A ces trois moyens il faut en ajouter un quatrième qui eût consisté à laisser les choses dans l'état où elles étaient, les officiers conservant leurs grades et continuant à exercer leurs fonctions sans qu'il fût besoin d'une loi transitoire.

:

Il était un premier point hors de doute: c'est que la loi òrganique ne pourrait être promulguée avant le 5 avril comment se faisait-il que ce projet, déposé le 29 juillet 1830, ne fut pas, au mois de mars 1851, en état d'être discuté devant l'Assemblée ? La faute en était-elle aux événements politiques qui s'étaient succédé depuis cette époque, à la prorogation arrivée dans l'intervalle, à la nécessité où s'était trouvée la commission de recueillir de nombreux renseignements, ou bien à la lenteur des commissaires, ou enfin à la négligence du gouvernement et de ses agents, Il était difficile de le dire et de préciser, même après le débat qui eut lieu à ce sujet entre M. le rapporteur et M. le ministre de l'intérieur, de quel côté se trouvaient les torts. Ce qu'il y a de certain, c'est que ce premier moyen dût être écarté tout d'abord.

Le second avait paru plus praticable, et le gouvernement s'y était d'abord arrêté; mais il se rendit bientôt aux observations de la commission; il reconnut avec elle le danger qu'il y aurait à

mettre en mouvement toute une population, alors que l'ordre et le calme étaient à peine rétablis, pour procéder à des élections qu'il faudrait recommencer quelques semaines après. La loi nouvelle d'ailleurs introduisait dans le mode d'élection de profondes modifications; elle condamnait implicitement les principes absolus posés par le gouvernement provisoire; l'application de ces principes ne paraîtrait-elle pas bizarre dans les circonstances actuelles? Ne paralyserait-elle pas d'avance les dispositions de la loi projetée, et n'enlèverait-elle pas à la discussion d'où elle devait sortir toute indépendance et toute autorité? Tels sont les scrupules qui avaient fait cesser les hésitations du gouvernement et l'avaient décidé à laisser les choses dans l'état actuel jusqu'à la promulgation de la nouvelle loi.

Or, il est une règle qui, suivant M. le ministre de l'intérieur, a toujours été admise aussi bien en matière politique qu'en matière administrative, que la Cour de cassation a consacrée dans un arrêt de 1837, que le gouvernement a plusieurs fois appliquée sous l'ancienne monarchie aux élections de la garde nationale, et qu'enfin la constitution de 1848 a elle-même reconnue.

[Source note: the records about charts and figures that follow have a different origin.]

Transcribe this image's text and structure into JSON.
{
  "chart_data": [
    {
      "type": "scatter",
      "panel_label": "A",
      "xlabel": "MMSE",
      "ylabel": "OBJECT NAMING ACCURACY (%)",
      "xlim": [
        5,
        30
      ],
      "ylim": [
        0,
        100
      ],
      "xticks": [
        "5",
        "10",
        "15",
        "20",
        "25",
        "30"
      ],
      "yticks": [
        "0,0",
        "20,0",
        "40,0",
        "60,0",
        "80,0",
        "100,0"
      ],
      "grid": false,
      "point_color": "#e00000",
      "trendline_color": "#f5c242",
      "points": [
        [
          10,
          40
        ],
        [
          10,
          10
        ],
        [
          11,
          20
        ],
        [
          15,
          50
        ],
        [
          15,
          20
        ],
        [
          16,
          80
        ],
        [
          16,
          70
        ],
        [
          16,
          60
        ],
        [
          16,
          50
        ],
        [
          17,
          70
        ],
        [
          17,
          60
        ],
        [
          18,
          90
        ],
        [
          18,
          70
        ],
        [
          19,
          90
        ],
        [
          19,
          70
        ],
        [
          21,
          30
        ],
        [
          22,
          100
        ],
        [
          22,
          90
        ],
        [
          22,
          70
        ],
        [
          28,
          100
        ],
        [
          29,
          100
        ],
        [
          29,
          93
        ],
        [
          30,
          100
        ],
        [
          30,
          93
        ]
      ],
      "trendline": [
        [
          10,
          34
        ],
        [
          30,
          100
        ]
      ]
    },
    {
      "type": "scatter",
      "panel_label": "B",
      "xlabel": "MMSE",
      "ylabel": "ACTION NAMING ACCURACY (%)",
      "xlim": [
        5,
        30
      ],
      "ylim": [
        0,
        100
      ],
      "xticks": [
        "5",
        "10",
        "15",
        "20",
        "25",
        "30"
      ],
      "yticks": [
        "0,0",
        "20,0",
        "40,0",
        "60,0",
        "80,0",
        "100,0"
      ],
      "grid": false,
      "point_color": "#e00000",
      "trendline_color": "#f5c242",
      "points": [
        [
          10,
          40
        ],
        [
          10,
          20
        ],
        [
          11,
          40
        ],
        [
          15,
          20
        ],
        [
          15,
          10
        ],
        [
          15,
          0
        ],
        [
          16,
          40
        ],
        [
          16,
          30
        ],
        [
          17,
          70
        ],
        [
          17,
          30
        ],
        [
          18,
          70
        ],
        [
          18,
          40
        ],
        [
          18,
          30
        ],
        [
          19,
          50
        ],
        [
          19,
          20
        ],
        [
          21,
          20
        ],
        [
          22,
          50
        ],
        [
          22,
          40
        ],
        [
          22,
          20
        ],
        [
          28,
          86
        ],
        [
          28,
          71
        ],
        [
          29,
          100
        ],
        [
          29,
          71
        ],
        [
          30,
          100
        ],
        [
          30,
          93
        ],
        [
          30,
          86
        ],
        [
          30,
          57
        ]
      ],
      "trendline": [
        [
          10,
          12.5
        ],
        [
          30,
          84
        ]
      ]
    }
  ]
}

Cette règle c'est que les autorités dont l'ensemble constitue le corps politique, ne peuvent jamais subir de suspension ni de défaillance elles demeurent en exercice tant qu'il n'a pas été pourvu à leur remplacement, et c'est sous la responsabilité du gouvernement que leurs pouvoirs sont ainsi tacitement prorogés.

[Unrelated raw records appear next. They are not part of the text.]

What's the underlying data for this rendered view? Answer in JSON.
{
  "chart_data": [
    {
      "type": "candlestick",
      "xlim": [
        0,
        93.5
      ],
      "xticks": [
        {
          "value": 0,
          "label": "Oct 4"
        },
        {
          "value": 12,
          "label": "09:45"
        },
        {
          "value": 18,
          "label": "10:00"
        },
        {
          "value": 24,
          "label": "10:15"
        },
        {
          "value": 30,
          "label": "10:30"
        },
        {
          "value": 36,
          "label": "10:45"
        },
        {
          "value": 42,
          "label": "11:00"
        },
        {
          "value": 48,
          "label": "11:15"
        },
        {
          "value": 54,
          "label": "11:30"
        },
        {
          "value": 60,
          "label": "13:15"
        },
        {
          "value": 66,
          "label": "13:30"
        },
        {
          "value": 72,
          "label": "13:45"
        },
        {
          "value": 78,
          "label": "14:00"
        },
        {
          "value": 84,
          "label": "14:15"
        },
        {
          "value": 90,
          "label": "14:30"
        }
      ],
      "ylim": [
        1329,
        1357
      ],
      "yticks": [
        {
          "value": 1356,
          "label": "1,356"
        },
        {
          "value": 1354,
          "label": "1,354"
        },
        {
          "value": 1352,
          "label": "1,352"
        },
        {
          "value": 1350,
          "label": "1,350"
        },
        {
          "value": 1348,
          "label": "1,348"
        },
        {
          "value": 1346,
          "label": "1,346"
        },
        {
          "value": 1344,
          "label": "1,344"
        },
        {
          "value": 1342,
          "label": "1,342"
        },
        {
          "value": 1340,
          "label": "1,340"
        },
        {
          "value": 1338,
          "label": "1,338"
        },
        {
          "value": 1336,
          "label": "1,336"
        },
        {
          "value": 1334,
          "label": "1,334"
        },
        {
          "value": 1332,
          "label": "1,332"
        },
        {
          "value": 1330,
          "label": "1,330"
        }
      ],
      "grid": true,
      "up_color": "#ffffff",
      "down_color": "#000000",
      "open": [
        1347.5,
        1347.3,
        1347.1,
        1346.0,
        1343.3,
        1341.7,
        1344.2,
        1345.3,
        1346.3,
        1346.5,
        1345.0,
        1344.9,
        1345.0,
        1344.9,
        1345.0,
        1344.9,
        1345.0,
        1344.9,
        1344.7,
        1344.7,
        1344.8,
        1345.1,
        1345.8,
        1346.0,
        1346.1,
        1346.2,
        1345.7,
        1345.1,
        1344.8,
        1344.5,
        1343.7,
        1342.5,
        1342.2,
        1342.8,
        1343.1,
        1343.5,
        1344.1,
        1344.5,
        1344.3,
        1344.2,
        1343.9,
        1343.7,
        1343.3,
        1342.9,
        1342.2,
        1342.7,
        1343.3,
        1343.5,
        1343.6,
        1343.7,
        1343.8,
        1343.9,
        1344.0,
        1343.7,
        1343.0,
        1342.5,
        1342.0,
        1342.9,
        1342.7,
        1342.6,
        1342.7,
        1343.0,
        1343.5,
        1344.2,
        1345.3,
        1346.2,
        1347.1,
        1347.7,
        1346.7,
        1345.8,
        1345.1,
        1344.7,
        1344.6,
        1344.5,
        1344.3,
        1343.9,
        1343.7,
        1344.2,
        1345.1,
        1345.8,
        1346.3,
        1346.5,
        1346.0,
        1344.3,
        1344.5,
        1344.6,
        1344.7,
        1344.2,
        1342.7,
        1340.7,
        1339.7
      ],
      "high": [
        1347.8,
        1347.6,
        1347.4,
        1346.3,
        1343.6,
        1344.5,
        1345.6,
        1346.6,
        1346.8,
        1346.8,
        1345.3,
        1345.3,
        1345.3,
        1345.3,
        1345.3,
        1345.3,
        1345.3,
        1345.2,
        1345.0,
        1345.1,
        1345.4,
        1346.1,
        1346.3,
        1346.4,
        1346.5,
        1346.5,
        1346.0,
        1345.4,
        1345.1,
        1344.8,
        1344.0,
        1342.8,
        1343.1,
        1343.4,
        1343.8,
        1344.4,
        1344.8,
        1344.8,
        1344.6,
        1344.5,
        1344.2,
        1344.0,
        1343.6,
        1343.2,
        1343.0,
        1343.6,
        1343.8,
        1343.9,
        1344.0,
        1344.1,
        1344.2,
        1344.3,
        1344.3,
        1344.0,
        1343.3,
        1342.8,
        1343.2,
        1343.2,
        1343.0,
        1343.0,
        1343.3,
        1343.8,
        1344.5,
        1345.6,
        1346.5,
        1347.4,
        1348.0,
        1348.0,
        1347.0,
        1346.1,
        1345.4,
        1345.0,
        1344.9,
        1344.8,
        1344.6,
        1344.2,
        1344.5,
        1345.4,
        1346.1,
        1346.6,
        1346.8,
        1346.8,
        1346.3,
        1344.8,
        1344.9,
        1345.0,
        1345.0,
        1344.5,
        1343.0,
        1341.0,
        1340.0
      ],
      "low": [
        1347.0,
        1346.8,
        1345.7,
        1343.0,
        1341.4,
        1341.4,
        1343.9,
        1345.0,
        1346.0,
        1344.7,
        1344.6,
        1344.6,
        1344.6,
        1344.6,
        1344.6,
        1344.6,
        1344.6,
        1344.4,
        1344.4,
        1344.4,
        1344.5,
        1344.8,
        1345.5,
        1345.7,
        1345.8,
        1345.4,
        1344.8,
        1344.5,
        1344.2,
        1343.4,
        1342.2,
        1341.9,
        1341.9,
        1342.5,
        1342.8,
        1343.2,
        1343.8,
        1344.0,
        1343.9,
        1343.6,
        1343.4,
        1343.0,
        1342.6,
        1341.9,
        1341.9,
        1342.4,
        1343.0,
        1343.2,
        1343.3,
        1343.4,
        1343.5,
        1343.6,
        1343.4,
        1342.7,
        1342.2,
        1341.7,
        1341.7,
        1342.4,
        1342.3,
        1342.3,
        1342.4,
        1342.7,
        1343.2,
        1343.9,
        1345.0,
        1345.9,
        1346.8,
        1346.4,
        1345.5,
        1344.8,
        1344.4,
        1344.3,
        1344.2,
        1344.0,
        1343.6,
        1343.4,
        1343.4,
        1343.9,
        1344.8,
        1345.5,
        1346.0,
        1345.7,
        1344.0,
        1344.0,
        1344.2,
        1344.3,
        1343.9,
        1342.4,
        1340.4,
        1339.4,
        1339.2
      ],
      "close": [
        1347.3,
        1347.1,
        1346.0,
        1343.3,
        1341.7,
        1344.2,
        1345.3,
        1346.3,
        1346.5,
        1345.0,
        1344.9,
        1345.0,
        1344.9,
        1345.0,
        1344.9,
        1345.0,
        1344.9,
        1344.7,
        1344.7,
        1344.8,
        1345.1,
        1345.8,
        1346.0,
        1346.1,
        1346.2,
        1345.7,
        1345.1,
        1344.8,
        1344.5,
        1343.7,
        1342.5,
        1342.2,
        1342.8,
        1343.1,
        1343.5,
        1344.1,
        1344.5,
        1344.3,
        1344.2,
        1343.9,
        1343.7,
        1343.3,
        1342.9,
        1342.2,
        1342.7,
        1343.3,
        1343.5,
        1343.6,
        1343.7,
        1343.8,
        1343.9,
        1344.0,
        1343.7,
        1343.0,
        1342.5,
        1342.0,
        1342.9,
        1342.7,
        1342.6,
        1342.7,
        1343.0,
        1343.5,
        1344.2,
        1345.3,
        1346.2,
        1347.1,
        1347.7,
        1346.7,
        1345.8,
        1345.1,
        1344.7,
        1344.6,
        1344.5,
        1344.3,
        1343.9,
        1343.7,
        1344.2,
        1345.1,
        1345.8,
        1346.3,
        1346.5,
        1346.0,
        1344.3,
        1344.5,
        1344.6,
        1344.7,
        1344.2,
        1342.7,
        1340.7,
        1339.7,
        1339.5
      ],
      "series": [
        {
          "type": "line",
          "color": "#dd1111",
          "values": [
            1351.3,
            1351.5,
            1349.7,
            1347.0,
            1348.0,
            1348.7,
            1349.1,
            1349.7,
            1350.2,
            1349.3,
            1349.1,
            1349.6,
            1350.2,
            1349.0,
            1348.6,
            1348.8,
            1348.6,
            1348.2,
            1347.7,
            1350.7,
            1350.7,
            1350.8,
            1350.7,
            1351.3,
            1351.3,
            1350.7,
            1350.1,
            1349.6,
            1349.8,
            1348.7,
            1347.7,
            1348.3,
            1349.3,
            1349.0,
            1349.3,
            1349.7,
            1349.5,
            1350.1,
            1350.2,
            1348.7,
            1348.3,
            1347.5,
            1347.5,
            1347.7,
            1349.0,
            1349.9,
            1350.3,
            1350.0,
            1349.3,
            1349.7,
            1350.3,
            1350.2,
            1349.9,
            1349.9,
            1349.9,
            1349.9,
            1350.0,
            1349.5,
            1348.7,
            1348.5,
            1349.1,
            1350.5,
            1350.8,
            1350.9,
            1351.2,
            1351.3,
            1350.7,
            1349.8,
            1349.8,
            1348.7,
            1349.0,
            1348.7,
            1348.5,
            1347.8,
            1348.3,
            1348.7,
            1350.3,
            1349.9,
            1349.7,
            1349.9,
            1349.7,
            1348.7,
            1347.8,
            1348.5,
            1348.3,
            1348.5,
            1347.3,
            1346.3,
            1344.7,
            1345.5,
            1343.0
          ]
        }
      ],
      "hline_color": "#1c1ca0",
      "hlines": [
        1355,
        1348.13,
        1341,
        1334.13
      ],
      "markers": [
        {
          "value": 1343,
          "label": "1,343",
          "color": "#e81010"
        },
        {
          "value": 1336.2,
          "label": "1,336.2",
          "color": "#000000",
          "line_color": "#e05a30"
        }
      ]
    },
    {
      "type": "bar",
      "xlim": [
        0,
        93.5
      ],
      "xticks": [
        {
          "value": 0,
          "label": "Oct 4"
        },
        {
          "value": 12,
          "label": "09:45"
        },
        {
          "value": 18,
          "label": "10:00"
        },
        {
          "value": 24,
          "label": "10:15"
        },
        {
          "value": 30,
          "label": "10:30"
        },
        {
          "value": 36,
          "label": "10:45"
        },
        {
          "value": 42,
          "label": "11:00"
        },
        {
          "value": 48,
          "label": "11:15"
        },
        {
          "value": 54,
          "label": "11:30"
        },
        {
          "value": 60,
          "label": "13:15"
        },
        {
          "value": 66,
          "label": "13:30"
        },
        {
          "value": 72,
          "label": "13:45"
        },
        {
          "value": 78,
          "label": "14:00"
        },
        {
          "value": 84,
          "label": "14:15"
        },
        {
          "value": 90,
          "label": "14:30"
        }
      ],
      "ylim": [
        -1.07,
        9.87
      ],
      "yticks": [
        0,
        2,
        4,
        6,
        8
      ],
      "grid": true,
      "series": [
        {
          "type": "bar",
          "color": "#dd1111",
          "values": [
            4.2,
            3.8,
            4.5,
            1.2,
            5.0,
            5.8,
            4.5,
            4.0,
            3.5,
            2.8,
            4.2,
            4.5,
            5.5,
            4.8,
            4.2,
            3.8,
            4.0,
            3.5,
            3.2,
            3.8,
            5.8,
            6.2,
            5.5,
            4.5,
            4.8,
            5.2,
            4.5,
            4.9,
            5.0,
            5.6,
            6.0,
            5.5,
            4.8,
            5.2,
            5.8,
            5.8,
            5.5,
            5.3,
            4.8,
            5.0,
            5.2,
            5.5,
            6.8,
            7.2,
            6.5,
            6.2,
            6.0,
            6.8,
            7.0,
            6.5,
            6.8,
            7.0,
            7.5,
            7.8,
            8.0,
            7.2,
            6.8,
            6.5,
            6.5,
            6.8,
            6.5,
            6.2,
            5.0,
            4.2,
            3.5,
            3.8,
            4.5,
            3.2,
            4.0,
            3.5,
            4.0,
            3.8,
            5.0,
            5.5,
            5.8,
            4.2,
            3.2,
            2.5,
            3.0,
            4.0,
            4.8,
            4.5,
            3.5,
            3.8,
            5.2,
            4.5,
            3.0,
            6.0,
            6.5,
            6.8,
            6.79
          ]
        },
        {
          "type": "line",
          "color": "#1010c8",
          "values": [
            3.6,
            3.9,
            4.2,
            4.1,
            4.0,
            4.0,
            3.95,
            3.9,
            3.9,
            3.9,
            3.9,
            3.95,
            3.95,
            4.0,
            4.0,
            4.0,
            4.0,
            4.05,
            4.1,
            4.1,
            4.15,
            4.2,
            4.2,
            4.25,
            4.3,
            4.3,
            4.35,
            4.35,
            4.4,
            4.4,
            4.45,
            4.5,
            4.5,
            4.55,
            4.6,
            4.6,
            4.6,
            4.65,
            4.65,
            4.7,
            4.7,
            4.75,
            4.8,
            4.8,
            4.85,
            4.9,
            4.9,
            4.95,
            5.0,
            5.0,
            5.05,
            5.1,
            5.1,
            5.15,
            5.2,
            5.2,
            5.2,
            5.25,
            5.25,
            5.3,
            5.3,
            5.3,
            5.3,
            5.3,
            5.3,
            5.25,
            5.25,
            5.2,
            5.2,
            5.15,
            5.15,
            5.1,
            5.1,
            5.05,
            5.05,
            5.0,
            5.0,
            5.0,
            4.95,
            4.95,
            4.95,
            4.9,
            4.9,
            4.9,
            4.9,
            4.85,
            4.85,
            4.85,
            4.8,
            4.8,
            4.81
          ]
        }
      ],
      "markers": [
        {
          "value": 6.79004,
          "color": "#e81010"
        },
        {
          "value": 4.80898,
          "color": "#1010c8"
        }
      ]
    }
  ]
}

Tout en acceptant cette théorie comme parfaitement constitutionnelle, la commission avait cependant jugé insuffisante la solution proposée par le gouvernement. Elle avait pensé qu'il y avait plus à faire, et qu'une loi transitoire était nécessaire en droit, et en fait indispensable. Suivant elle, la responsabilité du gouvernement ne saurait être dégagée que par un acte du pouvoir législatif qui approuverait le sursis et suppléerait par une loi transitoire aux nécessités qui suspendaient l'exécution de la loi existante. En fait, il importait que les incertitudes et les hésitations jetées par certains partis dans les rangs de la garde nationale fusşent levées, que les espérances d'agitation fussent désarmées, et que la voix du législateur se faisant entendre, fit cesser tout scrupule sur la légitimité de la prorogation.